We talk about the body needing to be nourished very well, don’t we, and we see to it that we try to get the finest in foods. We count calories because we know excess weight is not good for us. It needs to be nourished.
Friend, what about that as far as the soul is concerned? It, too, needs to be nourished with the teachings from the Word of God. We feed our souls all too often on junk food Ð that which we get from our society and can cause us to be upset, torn apart, thinking in the wrong way. We need the Word of God, the Scriptures. We need to hear the Word of God. We need to read the Word of God. It is in that way that our soul, the most important part of us, is fed.

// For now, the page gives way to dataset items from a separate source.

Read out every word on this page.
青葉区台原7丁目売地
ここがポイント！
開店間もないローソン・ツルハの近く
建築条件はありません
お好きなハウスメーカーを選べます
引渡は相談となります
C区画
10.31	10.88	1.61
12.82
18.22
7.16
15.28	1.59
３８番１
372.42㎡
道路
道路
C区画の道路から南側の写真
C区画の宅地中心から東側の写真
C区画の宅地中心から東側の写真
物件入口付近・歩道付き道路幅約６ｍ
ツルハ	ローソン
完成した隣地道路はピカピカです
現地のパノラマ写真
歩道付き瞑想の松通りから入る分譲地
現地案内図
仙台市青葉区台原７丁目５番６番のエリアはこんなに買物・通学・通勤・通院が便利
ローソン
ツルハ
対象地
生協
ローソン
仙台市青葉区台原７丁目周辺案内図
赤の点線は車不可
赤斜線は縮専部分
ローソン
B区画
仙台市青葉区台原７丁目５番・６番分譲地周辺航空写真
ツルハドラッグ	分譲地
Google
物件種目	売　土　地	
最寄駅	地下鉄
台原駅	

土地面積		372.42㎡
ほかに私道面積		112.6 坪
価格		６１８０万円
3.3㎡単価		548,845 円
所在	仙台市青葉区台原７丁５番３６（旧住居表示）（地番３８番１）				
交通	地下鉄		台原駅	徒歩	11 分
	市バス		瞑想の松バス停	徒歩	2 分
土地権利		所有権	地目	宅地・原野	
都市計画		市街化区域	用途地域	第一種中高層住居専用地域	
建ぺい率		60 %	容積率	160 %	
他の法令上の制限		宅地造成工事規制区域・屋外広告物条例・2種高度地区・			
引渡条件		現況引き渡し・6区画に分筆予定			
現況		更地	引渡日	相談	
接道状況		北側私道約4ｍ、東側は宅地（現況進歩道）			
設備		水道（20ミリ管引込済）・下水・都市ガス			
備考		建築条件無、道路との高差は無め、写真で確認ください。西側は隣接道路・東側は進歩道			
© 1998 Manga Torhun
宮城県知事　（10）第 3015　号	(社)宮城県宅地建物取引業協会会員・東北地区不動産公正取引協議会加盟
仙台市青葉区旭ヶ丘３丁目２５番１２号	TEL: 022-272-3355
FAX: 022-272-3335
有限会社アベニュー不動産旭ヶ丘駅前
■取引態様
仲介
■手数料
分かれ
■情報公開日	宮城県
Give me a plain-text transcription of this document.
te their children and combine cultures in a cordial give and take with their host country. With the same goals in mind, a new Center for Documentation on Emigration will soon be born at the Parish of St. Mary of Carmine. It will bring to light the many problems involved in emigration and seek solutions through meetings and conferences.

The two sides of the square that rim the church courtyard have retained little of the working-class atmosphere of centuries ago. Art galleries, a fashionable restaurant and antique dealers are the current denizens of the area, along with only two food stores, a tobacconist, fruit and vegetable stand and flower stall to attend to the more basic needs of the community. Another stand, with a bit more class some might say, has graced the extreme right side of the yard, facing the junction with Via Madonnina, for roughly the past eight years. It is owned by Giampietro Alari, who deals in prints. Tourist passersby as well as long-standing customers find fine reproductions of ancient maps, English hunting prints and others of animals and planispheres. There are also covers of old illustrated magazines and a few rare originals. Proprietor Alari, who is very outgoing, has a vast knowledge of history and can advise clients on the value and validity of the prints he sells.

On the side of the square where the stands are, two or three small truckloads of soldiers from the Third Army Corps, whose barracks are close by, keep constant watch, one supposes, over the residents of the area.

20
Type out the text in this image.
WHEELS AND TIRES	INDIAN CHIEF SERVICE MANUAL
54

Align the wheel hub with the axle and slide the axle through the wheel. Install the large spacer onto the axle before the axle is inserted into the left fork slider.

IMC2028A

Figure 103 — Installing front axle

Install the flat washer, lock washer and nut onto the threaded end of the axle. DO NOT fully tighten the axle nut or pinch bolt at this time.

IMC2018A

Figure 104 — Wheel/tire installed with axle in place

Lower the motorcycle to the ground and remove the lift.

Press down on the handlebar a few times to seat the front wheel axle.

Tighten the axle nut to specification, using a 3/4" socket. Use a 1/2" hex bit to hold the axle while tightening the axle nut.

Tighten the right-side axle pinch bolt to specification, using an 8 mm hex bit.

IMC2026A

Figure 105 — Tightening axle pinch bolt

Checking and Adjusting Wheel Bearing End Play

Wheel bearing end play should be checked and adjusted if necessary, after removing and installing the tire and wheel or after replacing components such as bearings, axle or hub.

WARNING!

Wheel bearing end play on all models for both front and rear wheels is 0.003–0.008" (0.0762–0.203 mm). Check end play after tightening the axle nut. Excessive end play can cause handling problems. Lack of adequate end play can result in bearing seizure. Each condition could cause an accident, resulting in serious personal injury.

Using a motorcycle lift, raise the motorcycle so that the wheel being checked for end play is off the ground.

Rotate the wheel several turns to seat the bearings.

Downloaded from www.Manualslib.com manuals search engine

It needs to have exercise, doesn’t it? In the town where I live, we have some beautiful bike trails. They are also used by walkers too. I see them early in the morning and late at night on their bicycles and walking, and I congratulate these people on the discipline they have to get out and exercise. So we also need to exercise our soul by reaching out and doing something great for Almighty God. If we’re going to grow, we need to reach out to another person, talk to them about Jesus Christ. We need to be active in the work of the kingdom of God if the soul is going to grow.
The soul needs to be prepared for the day when we shall leave the body. That is done only when we are repentant of our sins and by grace through faith in Jesus Christ have received Him as our Savior and our Lord. For then, when that day comes that we are called from the earth, then we know that we shall inherit a new body and then live with our heavenly Father forever.
Do you know who you are? Life helps us answer this question as we honestly examine our thoughts and our words and our actions. We know pretty well who we are, and we don’t always like it. But just remember this: in God’s Word we have the basic answers. We have a body that is mortal and a soul that is eternal. May the soul may be ready to leave the body whenever God calls us to live with Him in the new body forever and ever.